Do not dwell on the difficulties you’ll face in the future as the sludge’s level rises, or look back at the past and blame me for directing the sludge pipe into your living space. To experience true joy, you must live in the moment. Part of that process is letting go of your anger at me for releasing the sludge into your home and barricading you inside so that neither you nor the sludge can escape. For your own good, don’t obsess about what kind of a person would do such a thing. It’s done.

Remember that your mind is a tool you use to solve problems, like how to escape a room rapidly filling with toxic sludge from septic tanks and industrial runoff whose rancid smell is stinging your nostrils and eyes.
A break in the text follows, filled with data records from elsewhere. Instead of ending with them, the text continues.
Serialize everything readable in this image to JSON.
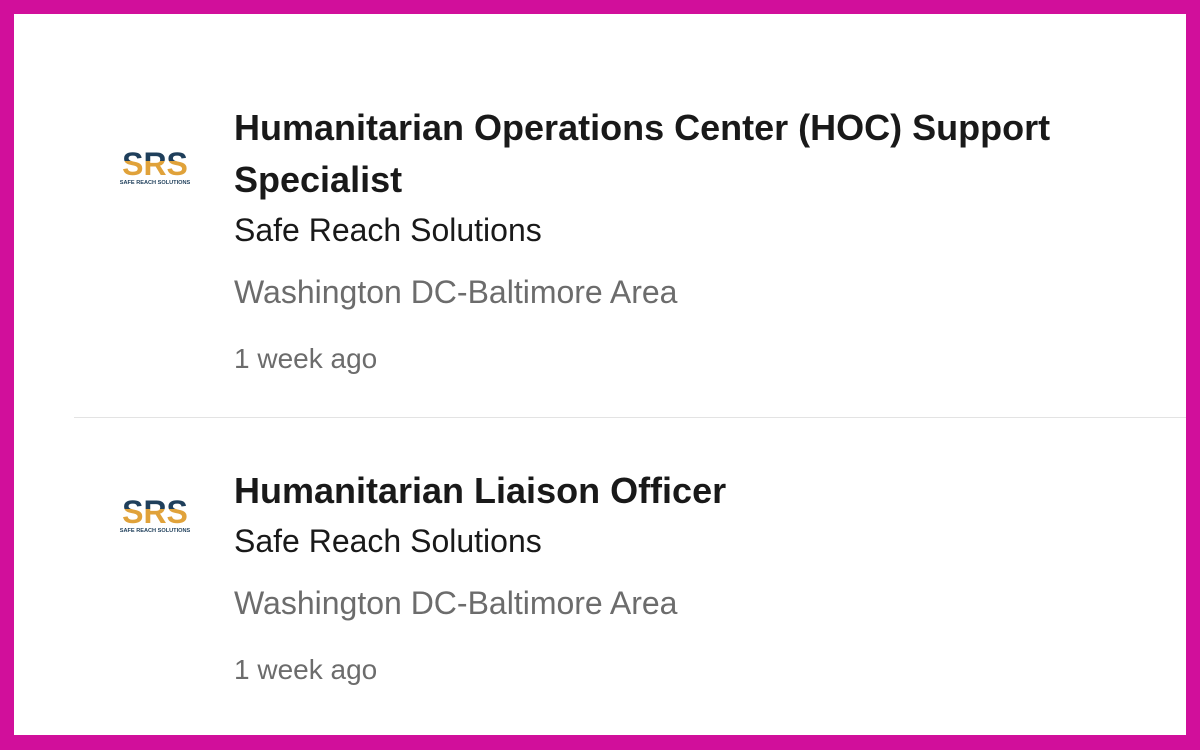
{
  "jobs": [
    {
      "title": "Humanitarian Operations Center (HOC) Support Specialist",
      "company": "Safe Reach Solutions",
      "location": "Washington DC-Baltimore Area",
      "posted": "1 week ago",
      "logo": {
        "letters": "SRS",
        "tagline": "SAFE REACH SOLUTIONS"
      }
    },
    {
      "title": "Humanitarian Liaison Officer",
      "company": "Safe Reach Solutions",
      "location": "Washington DC-Baltimore Area",
      "posted": "1 week ago",
      "logo": {
        "letters": "SRS",
        "tagline": "SAFE REACH SOLUTIONS"
      }
    }
  ],
  "colors": {
    "border": "#d10f9b",
    "logo_navy": "#1f3f5b",
    "logo_gold": "#e0a23a",
    "title": "#191919",
    "secondary": "#6c6c6c",
    "divider": "#e3e3e3"
  }
}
Your mind ceases to be useful when, instead of problem-solving, it turns its power towards fretting obsessively over the possibility of drowning in the sludge or contracting a disease from its contents.

When these thoughts come up, do not indulge them — but don’t try to ignore them, either. You can’t push the thoughts out of your mind the same way you can’t push the sludge out of your room, because I have caulked the small gaps under, above, and alongside your doorframe. Instead, watch your anxious thoughts as if they were the credits to a documentary about the deadliest home-based sludge accident in American history.

Meditation of this sort is challenging, but worthwhile and necessary for your well-being. This is because you can’t think your way out of anxious thoughts, which, again, are a product of your own mind. It’s like the time this morning when you called me and asked in a frenzy if I could find and stop whoever had locked you in your room and released the sludge. I could not help; after all, I was the one who had started the sludge on its fateful path to you. That’s what it’s like when you ask your mind to clean up the sludge it’s pouring into the locked bedroom of your own consciousness. That sludge came from within yourself, or me — and that’s the story of the mind sludge you’re experiencing as you also confront my actual sludge.

Life brings challenges: professional struggles, interpersonal conflicts, deadly sludge. You cannot control those things. But you can take control of your reaction. By following these strategies, you’ll lead a more tranquil and fulfilling life. And you won’t be anxious forever; soon, the sludge will drown you.